We hold that the evidence does not establish payment or overpayment of the loan.
2. The second contention is likewise without merit. The method of computing dividends was clearly set forth in the by-laws of plaintiff. Thereby it was provided that "The dividends so declared shall be credited to the accounts of the installment and prepaid stock in proportion to the net amounts paid in on such stock, and the time such amounts have been in the treasury of the association since the dividend date last preceding." The statutes do not provide a method for the computation of dividends. The by-laws were subject to the approval of the building and loan board. 18 O. S. 1941 § 315. They were so approved, and became a part of the contract between plaintiff and defendant (Federal Sav. Loan Ass'n of Oklahoma v. Baxter, 185 Okla. 311, 91 P.2d 760) and in the absence of statutory regulation of the particular matter with which they dealt, are to be taken as the governing law. 18 O. S. 1941 § 223; Federal Sav.

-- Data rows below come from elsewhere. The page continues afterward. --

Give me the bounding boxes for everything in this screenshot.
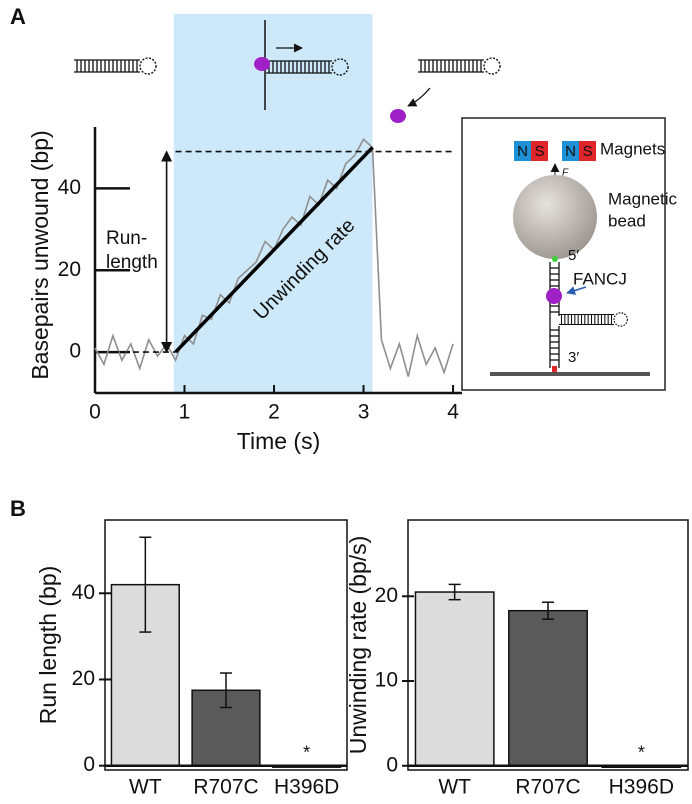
helicase [546,288,562,304]
y-tick-label: 20 [72,667,95,690]
magnet-label: S [582,143,592,160]
magnet [531,141,548,161]
frame [104,519,348,771]
y-tick-label: 0 [386,753,398,776]
y-tick-label: 0 [83,753,95,776]
panel-label: B [10,496,26,521]
y-tick-label: 20 [58,258,81,281]
bar [414,591,495,767]
fancj-label: FANCJ [573,269,627,288]
y-axis-label: Run length (bp) [35,566,61,725]
release-arrow [407,87,431,107]
panel-label: A [10,4,26,29]
hairpin [418,58,500,74]
magnet-label: N [565,143,576,160]
x-tick-label: WT [438,776,471,799]
series-line [174,146,374,354]
bar-annotation: * [303,742,310,762]
x-tick-label: 0 [89,401,101,424]
frame [407,519,689,771]
attachment [552,256,558,262]
bar [508,609,588,767]
magnets-label: Magnets [600,139,665,158]
underlay [173,14,373,393]
y-tick-label: 0 [69,340,81,363]
bar-annotation: * [638,743,645,763]
magnet [562,141,579,161]
helicase [390,109,406,123]
x-tick-label: 1 [179,401,191,424]
inset: N S N S Magnets F Magnetic bead 5′ FANCJ… [461,117,677,391]
hairpin [74,58,156,74]
magnet-label: N [517,143,528,160]
annotation: length [106,252,158,273]
x-tick-label: 2 [268,401,280,424]
shade [173,14,373,393]
end-label: 5′ [568,247,579,264]
bead-label: bead [608,211,646,230]
x-tick-label: 3 [358,401,370,424]
end-label: 3′ [568,349,579,366]
bead-label: Magnetic [608,189,677,208]
y-tick-label: 20 [375,584,398,607]
x-tick-label: WT [129,776,162,799]
magnet-label: S [534,143,544,160]
magnet [579,141,596,161]
y-tick-label: 40 [58,176,81,199]
x-tick-label: H396D [609,776,674,799]
x-tick-label: 4 [447,401,459,424]
y-tick-label: 40 [72,581,95,604]
anchor [552,366,557,372]
bead [513,175,597,259]
magnet [514,141,531,161]
x-tick-label: R707C [515,776,580,799]
fancj-arrow [566,286,587,295]
annotation: Run- [106,228,147,249]
y-axis-label: Basepairs unwound (bp) [27,130,53,379]
y-tick-label: 10 [375,669,398,692]
force-label: F [562,168,569,179]
y-axis-label: Unwinding rate (bp/s) [345,536,371,755]
dna [549,262,560,368]
x-axis-label: Time (s) [237,428,320,454]
x-tick-label: R707C [193,776,258,799]
x-tick-label: H396D [274,776,339,799]
cartoons [74,20,500,123]
helicase [254,57,270,71]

Loan Ass'n of Oklahoma v. Baxter, supra. The method of computation of dividends to be credited on her stock was known to defendant, or could have been ascertained by her, before she secured the loan, and she may not now complain that it is inequitable.
3. The third contention is based upon what defendant contends was the disproportion of plaintiff's surplus to the dividend rate. The evidence establishes without conflict that the dividend rates for the years of which defendant complains were fixed by the State Building and Loan Board after a study of plaintiff's financial statement. The trial court heard a great deal of evidence upon this question, and decided that the evidence did not sustain defendant's contention. We have examined the record, and find that the judgment of the trial court is supported by the evidence.
Affirmed.
WELCH, C. J., and OSBORN, BAYLESS, GIBSON, and DAVISON, JJ., concur. CORN, V. C. J., and RILEY and ARNOLD, JJ., absent.